“My heart is broken.” The scribbled letters, red marker on white burlap, cried out to me amid the more polished signs decrying the “end of democracy” and proclaiming “the duty to resist” in gleaming black and white.
At the Jerusalem demonstration, between outbursts of rage on the one hand, and schadenfreude on the other, we broken-hearted mothers stand, I thought. We’re present in all camps, in all fragments of the camps.
My heart has been broken for some time. Broken by the horrific scenes and stories coming out of Syria and Turkey, by the appalling images of war that inundate our consciousness, by the pictures of blue-eyed Yaakov Yisrael and Asher Menahem Paley, the sweet little boys murdered in a terrorist car-ramming in Ramot, by their father, who couldn’t accompany them on their final journey, and especially by the pictures of their mother, Dvori Paley. She’s late in a pregnancy, has lost those dearest to her, her worst fears have all materialized, yet she’s still so strong and unifying a figure. My heart is likewise broken by the pictures of Hallel and Yagel Yaniv, the boys murdered in Huwara. By their mother Esti, who in a soft but powerful voice accepted the decree with love.

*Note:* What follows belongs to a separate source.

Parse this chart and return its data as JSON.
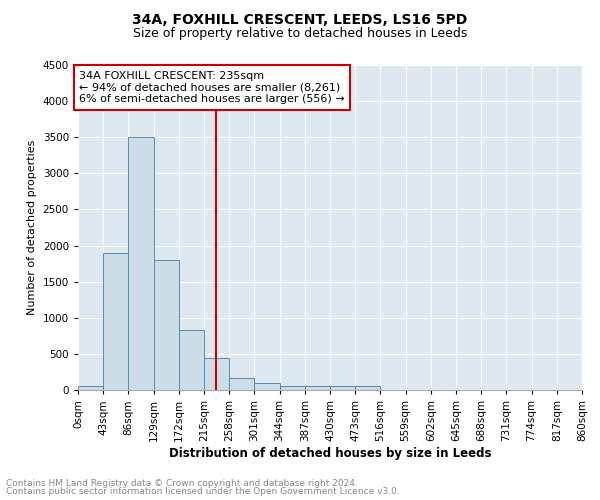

Esti, who has been involved in assisting bereaved families, and now finds herself among the bereaved.
The astonishing power of mothers. How good we are at consoling, encouraging, connecting. After all, when one of your children quarrels with the other you come to reconcile them, to find the middle path, and always with equal love for both sides. And that’s what we’re lacking here. A loving glance, the constant reminder that we, whether we want it or not, are part of the same family. And this home belongs to all of us.

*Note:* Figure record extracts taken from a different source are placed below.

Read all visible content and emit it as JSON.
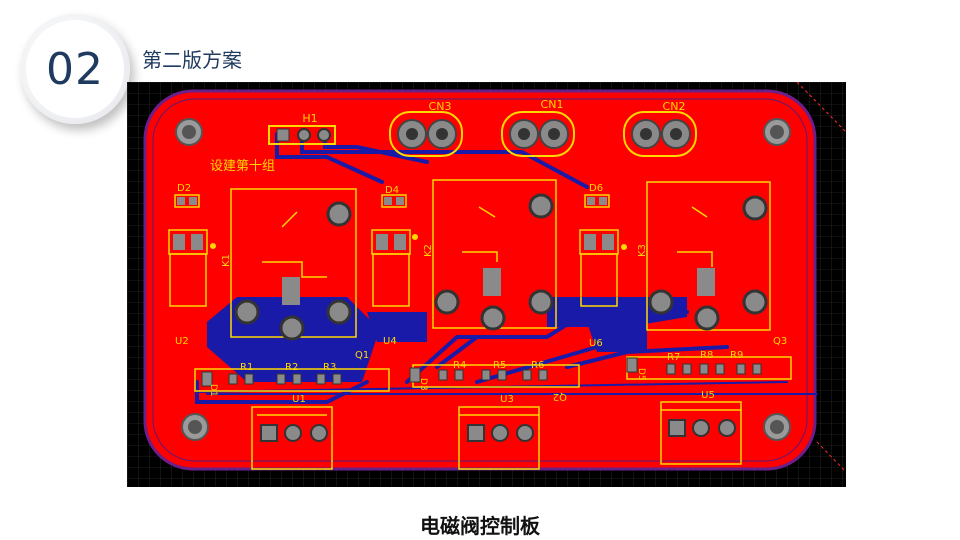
{
  "section": {
    "number": "02",
    "title": "第二版方案"
  },
  "caption": "电磁阀控制板",
  "pcb": {
    "annotation": "设建第十组",
    "connectors": [
      "CN3",
      "CN1",
      "CN2"
    ],
    "header": "H1",
    "relays": [
      "K1",
      "K2",
      "K3"
    ],
    "diodes_top": [
      "D2",
      "D4",
      "D6"
    ],
    "ics": [
      "U2",
      "U4",
      "U6"
    ],
    "resistors": [
      "R1",
      "R2",
      "R3",
      "R4",
      "R5",
      "R6",
      "R7",
      "R8",
      "R9"
    ],
    "transistors": [
      "Q1",
      "Q2",
      "Q3"
    ],
    "diodes_bottom": [
      "D1",
      "D3",
      "D5"
    ],
    "terminals": [
      "U1",
      "U3",
      "U5"
    ],
    "colors": {
      "background": "#000000",
      "copper_top": "#ff0000",
      "copper_bottom": "#1a1aa8",
      "silkscreen": "#ffd800",
      "pad": "#8a8a8a"
    }
  }
}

A reminder that compromise is part of our Israeli-Jewish identity. That in Judaism, arguments are solely for the sake of Heaven, and not for their own sake or to hurt the other. Or to crush him. It goes both ways. If both sides are so terribly damaged, how can victory be declared?
In my broken heart I know, as every mother knows, that only with love can compromise be reached. Maybe if there were more mothers in the rooms where our wars are conducted, we’d be better off.